Bei alledem drängt sich die Frage auf, wie das Verhältnis zwischen der Geschichte und dem Subjekt, das durch sie bestimmt wird, näher zu fassen ist. Gibt es eine Identität des Subjekts, welche der Geschichte voraus- und zugrundeliegt, oder bildet erst der Sinnzusammenhang der erzählten Geschichte den Rückhalt und Kern der personalen Identität? Lassen sich die Einheit der Geschichte und die Identität dessen, von dem die Geschichte handelt, auseinander halten? Wenn diese Trennung bei Artefakten und historisch-kulturellen Gebilden (romantische Kunst, deutsche Nation, literarische Figuren) vielfach obsolet scheint, so erweist sie sich bei Personen und Kollektiven als uneindeutig und durchaus klärungsbedürftig. Sie verweist auf die grundsätzliche Frage, in welcher Weise überhaupt eine Geschichte einem Geschichtsträger ›zukommt‹, inwiefern sie ›seine‹ Geschichte ist. Wenn wir idealtypisch bei der Person als Geschichts-›Subjekt‹ ansetzen, so ist ihr die Geschichte als dasjenige zugehörig, das von ihr bewirkt, von ihr erlitten, von ihr vergegenwärtigt wird. Der Geschichte vorausliegend ist das Subjekt hier zunächst insofern, als es mit einem raum-zeitlich bestimmten, körperlichen Substrat verbunden ist, das nicht als solches durch die Wendungen der Geschichte generiert wird. Offen hingegen ist, in welcher Weise die Identität des Subjekts, sofern sie nicht in der numerischen Identität des Körpers aufgeht, sondern das konkrete Unterschieden- und Sosein der Person meint, mit der Gestalt und der Einheit einer Geschichte verflochten ist.
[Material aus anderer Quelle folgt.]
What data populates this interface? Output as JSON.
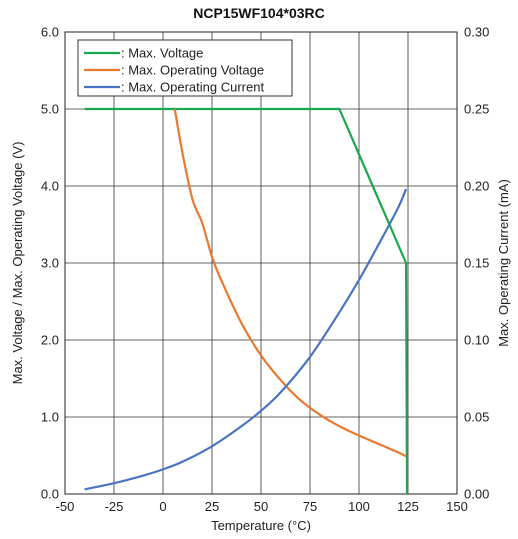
{
  "chart_data": {
    "type": "line",
    "title": "NCP15WF104*03RC",
    "xlabel": "Temperature (°C)",
    "ylabel_left": "Max. Voltage / Max. Operating Voltage (V)",
    "ylabel_right": "Max. Operating Current (mA)",
    "xlim": [
      -50,
      150
    ],
    "ylim_left": [
      0,
      6
    ],
    "ylim_right": [
      0,
      0.3
    ],
    "x_ticks": [
      "-50",
      "-25",
      "0",
      "25",
      "50",
      "75",
      "100",
      "125",
      "150"
    ],
    "y_left_ticks": [
      "0.0",
      "1.0",
      "2.0",
      "3.0",
      "4.0",
      "5.0",
      "6.0"
    ],
    "y_right_ticks": [
      "0.00",
      "0.05",
      "0.10",
      "0.15",
      "0.20",
      "0.25",
      "0.30"
    ],
    "grid": true,
    "legend_position": "top-left",
    "series": [
      {
        "name": ": Max. Voltage",
        "axis": "left",
        "color": "#1aa84f",
        "x": [
          -40,
          90,
          124,
          124.5
        ],
        "y": [
          5.0,
          5.0,
          3.0,
          0.0
        ]
      },
      {
        "name": ": Max. Operating Voltage",
        "axis": "left",
        "color": "#e8792f",
        "x": [
          6,
          10,
          15,
          20,
          25,
          30,
          40,
          50,
          60,
          70,
          80,
          90,
          100,
          110,
          120,
          124
        ],
        "y": [
          5.0,
          4.42,
          3.83,
          3.52,
          3.08,
          2.76,
          2.22,
          1.8,
          1.48,
          1.22,
          1.03,
          0.88,
          0.76,
          0.65,
          0.54,
          0.49
        ]
      },
      {
        "name": ": Max. Operating Current",
        "axis": "right",
        "color": "#4a74c2",
        "x": [
          -40,
          -25,
          -10,
          0,
          10,
          25,
          40,
          50,
          60,
          75,
          90,
          100,
          110,
          120,
          124
        ],
        "y": [
          0.003,
          0.007,
          0.012,
          0.016,
          0.021,
          0.031,
          0.044,
          0.054,
          0.066,
          0.089,
          0.118,
          0.139,
          0.162,
          0.186,
          0.198
        ]
      }
    ]
  }
}
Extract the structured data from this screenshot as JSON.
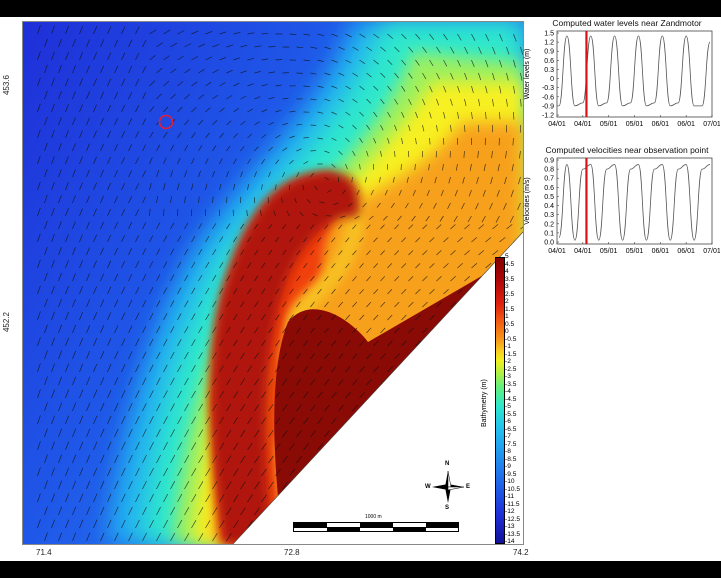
{
  "map": {
    "y_ticks": [
      "453.6",
      "452.2"
    ],
    "x_ticks": [
      "71.4",
      "72.8",
      "74.2"
    ],
    "observation_marker_color": "#e0203a",
    "colorbar": {
      "title": "Bathymetry (m)",
      "labels": [
        "5",
        "4.5",
        "4",
        "3.5",
        "3",
        "2.5",
        "2",
        "1.5",
        "1",
        "0.5",
        "0",
        "-0.5",
        "-1",
        "-1.5",
        "-2",
        "-2.5",
        "-3",
        "-3.5",
        "-4",
        "-4.5",
        "-5",
        "-5.5",
        "-6",
        "-6.5",
        "-7",
        "-7.5",
        "-8",
        "-8.5",
        "-9",
        "-9.5",
        "-10",
        "-10.5",
        "-11",
        "-11.5",
        "-12",
        "-12.5",
        "-13",
        "-13.5",
        "-14"
      ]
    },
    "scale_bar_label": "1000 m",
    "compass": {
      "n": "N",
      "e": "E",
      "s": "S",
      "w": "W"
    }
  },
  "chart_data": [
    {
      "type": "line",
      "title": "Computed water levels near Zandmotor",
      "ylabel": "Water levels (m)",
      "xticks": [
        "04/01",
        "04/01",
        "05/01",
        "05/01",
        "06/01",
        "06/01",
        "07/01"
      ],
      "yticks": [
        "1.5",
        "1.2",
        "0.9",
        "0.6",
        "0.3",
        "0",
        "-0.3",
        "-0.6",
        "-0.9",
        "-1.2"
      ],
      "ylim": [
        -1.2,
        1.5
      ],
      "series": [
        {
          "values": [
            -0.9,
            1.4,
            -0.9,
            -0.8,
            1.4,
            -0.9,
            -0.8,
            1.4,
            -0.9,
            -0.8,
            1.4,
            -0.9,
            -0.8,
            1.4,
            -0.9,
            -0.8,
            1.4,
            -0.9,
            -0.9,
            1.2
          ]
        }
      ],
      "marker_position": 0.19,
      "marker_color": "#dd1111"
    },
    {
      "type": "line",
      "title": "Computed velocities near observation point",
      "ylabel": "Velocities (m/s)",
      "xticks": [
        "04/01",
        "04/01",
        "05/01",
        "05/01",
        "06/01",
        "06/01",
        "07/01"
      ],
      "yticks": [
        "0.9",
        "0.8",
        "0.7",
        "0.6",
        "0.5",
        "0.4",
        "0.3",
        "0.2",
        "0.1",
        "0.0"
      ],
      "ylim": [
        0,
        0.9
      ],
      "series": [
        {
          "values": [
            0.05,
            0.85,
            0.02,
            0.8,
            0.85,
            0.02,
            0.8,
            0.85,
            0.02,
            0.8,
            0.85,
            0.02,
            0.8,
            0.85,
            0.02,
            0.8,
            0.85,
            0.02,
            0.8,
            0.85
          ]
        }
      ],
      "marker_position": 0.19,
      "marker_color": "#dd1111"
    }
  ]
}
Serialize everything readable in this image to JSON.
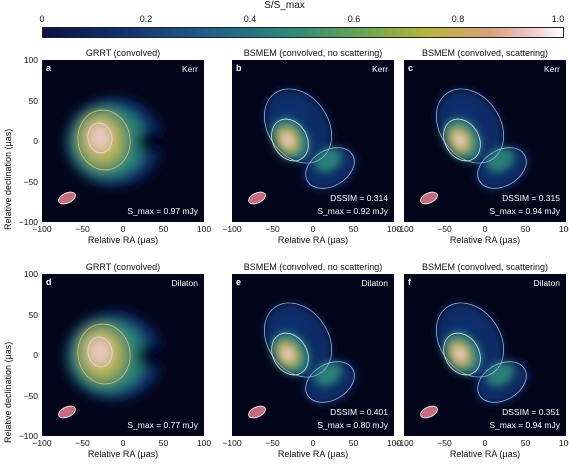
{
  "colorbar": {
    "title": "S/S_max",
    "ticks": [
      "0",
      "0.2",
      "0.4",
      "0.6",
      "0.8",
      "1.0"
    ]
  },
  "rows": [
    {
      "model": "Kerr",
      "panels": [
        {
          "letter": "a",
          "header": "GRRT (convolved)",
          "dssim": "",
          "smax": "S_max = 0.97 mJy"
        },
        {
          "letter": "b",
          "header": "BSMEM (convolved, no scattering)",
          "dssim": "DSSIM = 0.314",
          "smax": "S_max = 0.92 mJy"
        },
        {
          "letter": "c",
          "header": "BSMEM (convolved, scattering)",
          "dssim": "DSSIM = 0.315",
          "smax": "S_max = 0.94 mJy"
        }
      ]
    },
    {
      "model": "Dilaton",
      "panels": [
        {
          "letter": "d",
          "header": "GRRT (convolved)",
          "dssim": "",
          "smax": "S_max = 0.77 mJy"
        },
        {
          "letter": "e",
          "header": "BSMEM (convolved, no scattering)",
          "dssim": "DSSIM = 0.401",
          "smax": "S_max = 0.80 mJy"
        },
        {
          "letter": "f",
          "header": "BSMEM (convolved, scattering)",
          "dssim": "DSSIM = 0.351",
          "smax": "S_max = 0.94 mJy"
        }
      ]
    }
  ],
  "axes": {
    "xlabel": "Relative RA (μas)",
    "ylabel": "Relative declination (μas)",
    "xticks": [
      "−100",
      "−50",
      "0",
      "50",
      "100"
    ],
    "yticks": [
      "100",
      "50",
      "0",
      "−50",
      "−100"
    ]
  },
  "colors": {
    "background": "#03051a",
    "low": "#123070",
    "mid": "#2c8a7a",
    "high": "#b8b43a",
    "peak": "#f0c8c8"
  }
}
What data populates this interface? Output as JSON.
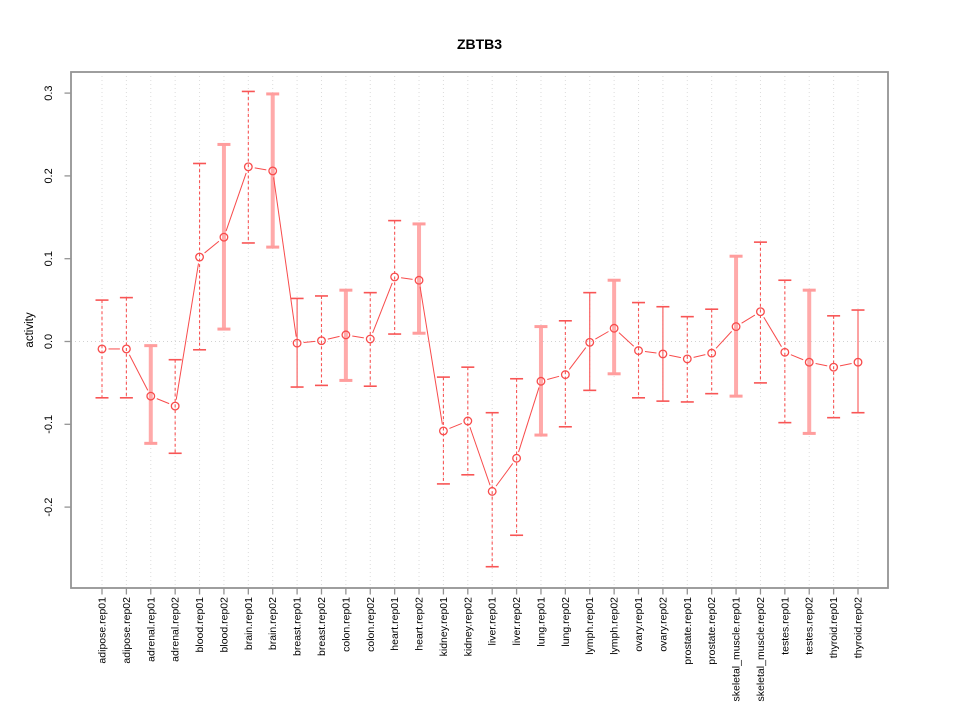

Sozialpsychologische wie sprach- und erzähltheoretische Argumente sprechen für eine starke Interferenz beider Seiten, die Ricœur auf die Formel bringt, dass »die Identität der Geschichte die Identität der Person ausmacht«.19
Allerdings ist es möglich, diesen Zusammenhang nach beiden darin enthaltenen Schritten kritisch zur Diskussion zu stellen: im Blick auf die Verflechtung zwischen Selbstsein und Lebensgeschichte wie auf den Konnex von faktischem Lebenslauf und erzählter bzw. erzählbarer Geschichte.20 Es steht außer Frage, dass eine Phänomenologie des Selbst auch Dimensionen des Selbstverhältnisses zu erschließen hat, die nicht auf die Lebensganzheit ausgespannt sind und ihren Impuls nicht aus der Kraft der Erinnerung beziehen. Und ebenso kann eine Analyse der existentiellen Zeitlichkeit und Geschichtsaneignung auch unabhängig von der bestimmten Form der narrativen Lebensbeschreibung durchgeführt werden. Die Einheit des Lebenslaufs geht nicht auf in der erzählten Geschichte. Entsprechend nimmt die vorliegende Untersuchung ihren Ausgang nicht von einer Philosophie des Selbst und liegt ihr demonstrandum nicht in der strengen Hinführung vom Selbst über die Erinnerung zur Lebenserzählung. Vielmehr setzt sie bei deren Verschränkung, bei der Sehnsucht nach Erinnerung und dem Wunsch der Lebensbeschreibung an, um deren interne Motivkonstellation aufzuhellen. Gleichwohl gehört es zur leitenden Intuition und zum Duktus der vorliegenden Untersuchung, die nicht-kontingente Verbindung dieser Schichten und Motive des Selbstseins aufzuzeigen. Sie soll in der konkreten Erkundung dessen, was Erinnerung ist und was sie leistet, schrittweise hervortreten.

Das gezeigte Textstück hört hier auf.